Lectura del santo Evangelio según San Lucas 4:24-30

Lectura del santo
Evangelio según
San Lucas 4:24-30
En aquel tiempo, Jesús llegó a Nazaret, entró a la sinagoga y dijo al pueblo: “Yo les aseguro que nadie es profeta en su tierra. Había ciertamente en Israel muchas viudas en los tiempos de Elías, cuando faltó la lluvia durante tres años y medio, y hubo un hambre terrible en todo el país; sin embargo, a ninguna de ellas fue enviado Elías, sino a una viuda que vivía en Sarepta, ciudad de Sidón. Había muchos leprosos en Israel, en tiempos del profeta Eliseo; sin embargo, ninguno de ellos fue curado, sino Naamán, que era de Siria”.
Al oír esto, todos los que estaban en la sinagoga se llenaron de ira, y levantándose, lo sacaron de la ciudad y lo llevaron hasta una barranca del monte, sobre el que estaba construida la ciudad, para despeñarlo. Pero él, pasando por en medio de ellos, se alejó de allí.
Palabra del Señor.

Dios elige a quien él quiere para manifestar su gloria. El pueblo de Israel pensaba que por el hecho de ser el pueblo de Abraham, tenía la exclusiva de la salvación de Dios. Jesús les hace presente a través de su historia cómo no es así, Dios ama a todos los hombres, estén cerca de él o lejanos.
Dios es Dios y actúa según su inmenso amor hacia los hombres. Por ello realiza obras milagrosas en gente que incluso está alejada de él, que representan a los pueblos paganos considerados por los judíos como impuros.
Pero tanto la viuda de Sarepta como Naamán tienen como característica que a pesar de no pertenecer al pueblo de Abraham, ser paganos, se acercan a Yahveh en el Antiguo Testamento y suplican por su curación.

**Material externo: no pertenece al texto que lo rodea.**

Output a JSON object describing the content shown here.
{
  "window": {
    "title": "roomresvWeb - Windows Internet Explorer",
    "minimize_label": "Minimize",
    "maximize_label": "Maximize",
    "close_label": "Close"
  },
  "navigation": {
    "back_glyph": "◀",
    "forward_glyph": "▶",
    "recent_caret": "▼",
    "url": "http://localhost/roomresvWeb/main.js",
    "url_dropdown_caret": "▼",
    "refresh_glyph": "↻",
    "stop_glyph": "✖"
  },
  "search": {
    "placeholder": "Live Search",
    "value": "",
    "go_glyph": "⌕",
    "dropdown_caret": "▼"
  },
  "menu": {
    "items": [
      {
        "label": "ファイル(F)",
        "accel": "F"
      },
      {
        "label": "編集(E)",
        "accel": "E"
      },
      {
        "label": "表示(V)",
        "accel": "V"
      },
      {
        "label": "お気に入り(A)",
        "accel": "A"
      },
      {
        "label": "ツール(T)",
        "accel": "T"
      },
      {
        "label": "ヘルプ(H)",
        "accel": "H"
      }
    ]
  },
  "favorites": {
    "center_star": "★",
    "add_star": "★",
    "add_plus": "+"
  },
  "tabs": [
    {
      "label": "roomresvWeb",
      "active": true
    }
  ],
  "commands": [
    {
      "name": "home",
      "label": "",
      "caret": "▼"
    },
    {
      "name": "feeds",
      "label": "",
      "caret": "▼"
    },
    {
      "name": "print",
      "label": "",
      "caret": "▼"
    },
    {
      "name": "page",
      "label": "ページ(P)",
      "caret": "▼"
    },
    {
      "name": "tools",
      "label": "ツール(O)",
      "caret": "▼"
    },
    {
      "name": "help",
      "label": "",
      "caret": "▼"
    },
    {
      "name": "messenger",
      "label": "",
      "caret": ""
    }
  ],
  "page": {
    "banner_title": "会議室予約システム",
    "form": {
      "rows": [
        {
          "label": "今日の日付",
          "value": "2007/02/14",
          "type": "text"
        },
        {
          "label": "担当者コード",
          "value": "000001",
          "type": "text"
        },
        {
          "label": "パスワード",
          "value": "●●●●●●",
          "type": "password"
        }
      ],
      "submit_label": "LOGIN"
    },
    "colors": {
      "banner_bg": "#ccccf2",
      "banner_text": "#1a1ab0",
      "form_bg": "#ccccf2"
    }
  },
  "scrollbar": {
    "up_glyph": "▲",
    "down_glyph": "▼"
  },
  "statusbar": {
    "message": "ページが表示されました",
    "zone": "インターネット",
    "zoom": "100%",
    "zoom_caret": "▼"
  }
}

En este tiempo de cuaresma no importan cual ha sido tu vida de fe, si eres alejado de Dios o no, lo importante es que vuelvas el corazón a Jesús y le pidas que te devuelva la salud del alma que se traduce en alegría y paz en el espíritu.
Jesús es la presencia de Dios en medio de nuestro mundo, y este tiempo cuaresmal es magnífico para abandonar los pecados y acercarse a él.